O dispositivo, que foi barrado no Parlamento, previa que Bolsonaro pudesse acionar um estado de Mobilização Nacional durante a pandemia. Na prática, ele poderia retirar o comando das polícias dos governadores e, assim, impedir que os líderes locais adotem medidas de combate à covid-19.
Soma-se à iniciativa as incertezas que rondam a política nacional e a relação do Executivo com as Forças Armadas. Mais cedo, os comandantes de Marinha, Exército e Aeronáutica pediram demissão em protesto contra Bolsonaro.
É a primeira vez na história que os líderes das três forças pedem demissão ao mesmo tempo, salvo exceção em momentos de mudança na chefia do Executivo.
As baixas possuem relação com a demissão do então ministro da Defesa, general Fernando Azevedo, na última segunda (29). Ao sair, o militar reforçou que não aceitaria o uso político das Forças Armadas, e destacou a defesa da visão legalista do Exército.
O jogo do cansaço
O deputado federal Pompeo de Mattos (PDT-RS) afirma que Bolsonaro “causa cansaço mental. É estado de sítio, estado de mobilização nacional, autogolpe de estado, negacionismo, charlatanismo, sonegação de vacina, aparelhamento estatal. Bolsonaro é um agente do caos e tenta desnortear o povo. Esse é seu projeto”.
Por sua vez, o deputado Alencar Santana (PT-SP) tranquiliza a população e afirma que não passa de mais uma bravata bolsonarista. “Bolsonaro não tem força para dar golpe, mas está enfurecido porque se vê cada vez mais abandonado e acuado no seu autoritarismo fascista”, disse.

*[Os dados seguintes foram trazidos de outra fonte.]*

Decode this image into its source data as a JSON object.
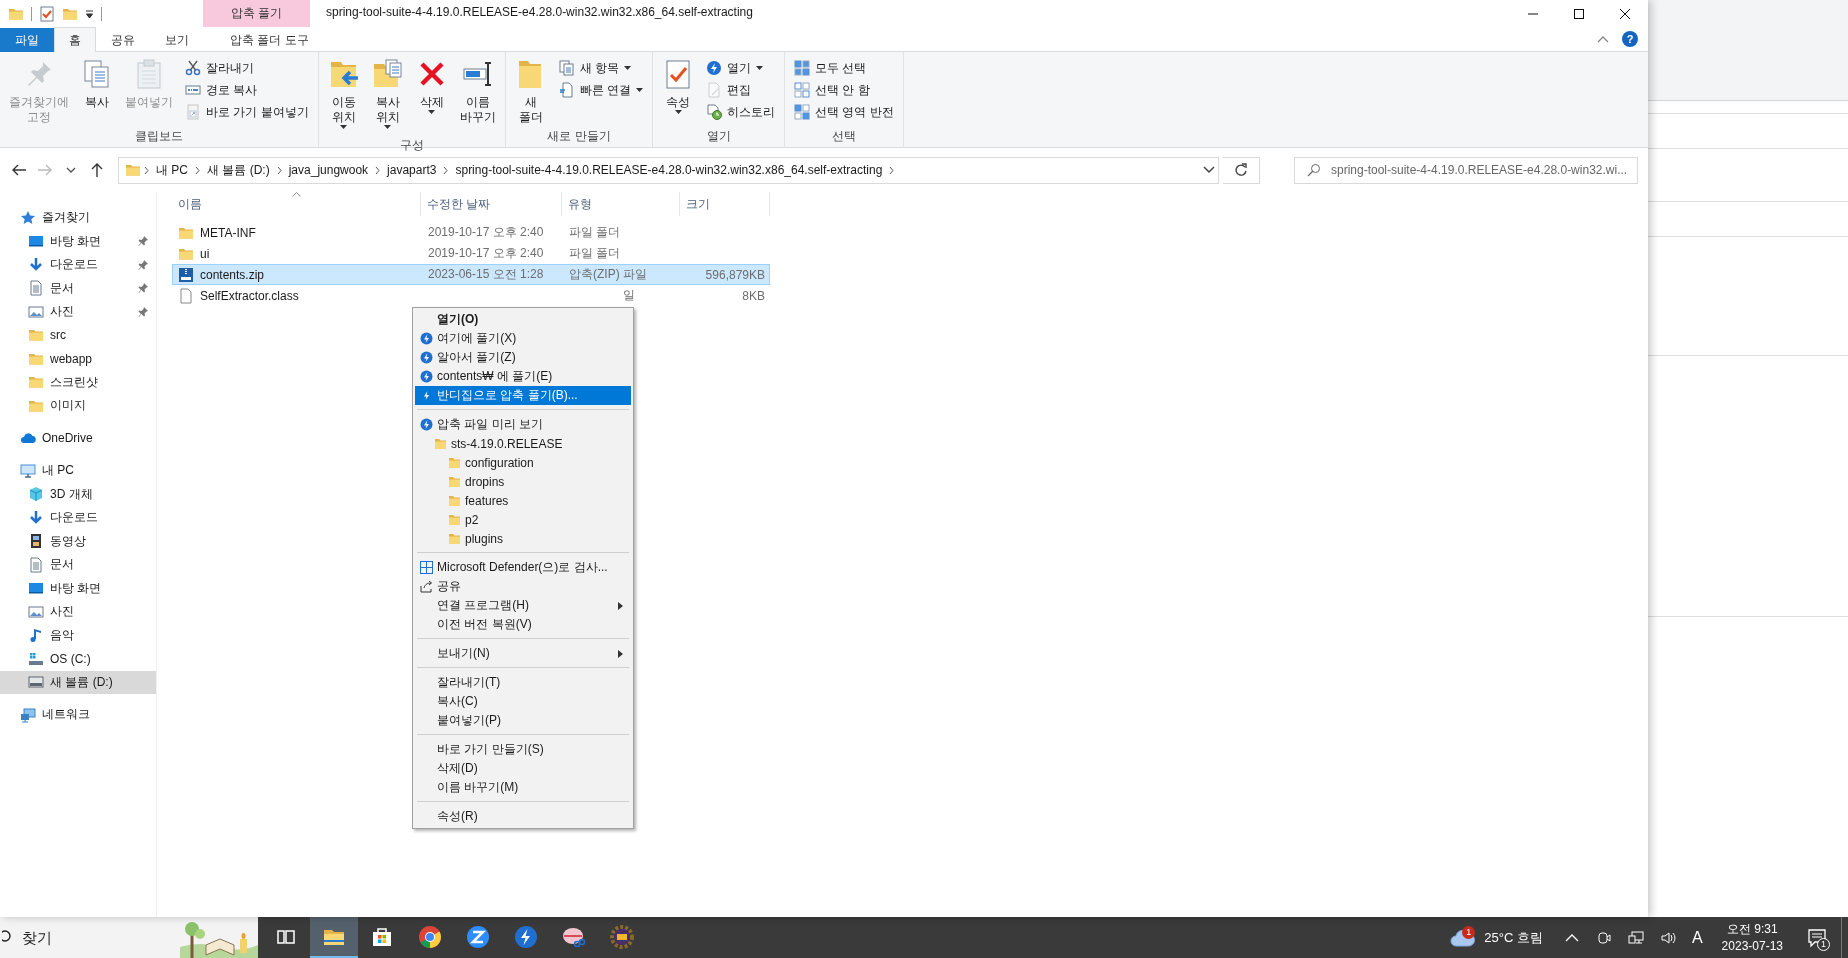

Já o deputado Alexandre Padilha (PT-SP) – que tem atuação destacada em temas relacionados à covid-19, já que é médico e ex-ministro da Saúde – classifica as recentes ações de Bolsonaro como “fogos de artifício”.
“Barramos este absurdo no colégio de líderes. Bolsonaro diz não para toda forma de conter a pandemia, inclusive vacinas, mas tenta usar artifícios para atrapalhar a boa atuação de prefeitos e governadores que não negam a ciência.”
Como afirma a especialista em saúde pública da Universidade de São Paulo (USP), Deisy Ventura, “existe intencionalidade nas ações de Bolsonaro”, o que pode configurar sua postura como genocídio.
A fala de Hallal segue no mesmo sentido. “Temos um desempenho 10 vezes pior em relação ao mundo”, disse. O epidemiologista destacou ainda a defesa de Bolsonaro de remédios comprovadamente ineficazes contra a covid-19, como a cloroquina e a ivermectina, além de ter ignorado a necessidade de testes em larga escala e rastreio de contágios. “São fatores que nunca foram priorizados no Brasil”, completou.
Lockdown e vacinação
A necessidade de isolamento mais severo contra a covid pelo Brasil, com adoção de lockdown, é defendida por grande parte dos cientistas, incluindo Hallal e institutos de referência como a Fundação Oswaldo Cruz (Fiocruz). De acordo com o último boletim extraordinário da Fiocruz, o colapso da rede hospitalar em todo o país, aliado ao “rejuvenescimento” da pandemia, faz com que o isolamento seja imperioso.
“O país se encontra em uma situação de colapso do sistema de saúde, ao mesmo tempo que a pandemia vem ganhando novos contornos afetando faixas etárias mais jovens. Diante desse novo cenário, os especialistas defendem a adoção de 2 grupos de medidas interconectados. No 1º grupo, as medidas urgentes, que envolvem a contenção das taxas de transmissão e crescimento de casos através de medidas de bloqueio ou lockdown”, afirma a entidade.
Outra frente de combate da pandemia deveria ser um veloz processo de vacinação. A Fiocruz faz críticas também às dificuldades do país de Bolsonaro em conseguir vacinas. “O ritmo lento em que se encontra a vacinação contribui para prolongar a duração da pandemia e da adoção intermitente de medidas de contenção e mitigação.”
Hallal reforçou a mensagem da Fiocruz diante do CNS. Para ele, um ritmo adequado envolve a aplicação de, no mínimo, 1,5 milhão de doses por dia. Até hoje, no melhor dia, registrado na última semana, foram pouco mais de 700 mil vacinados. “Precisamos de uma aliança nacional e internacional pela disponibilização de doses da vacina. O Brasil é uma ameaça à saúde pública mundial, somos uma fábrica de variantes da covid”, disse o reitor.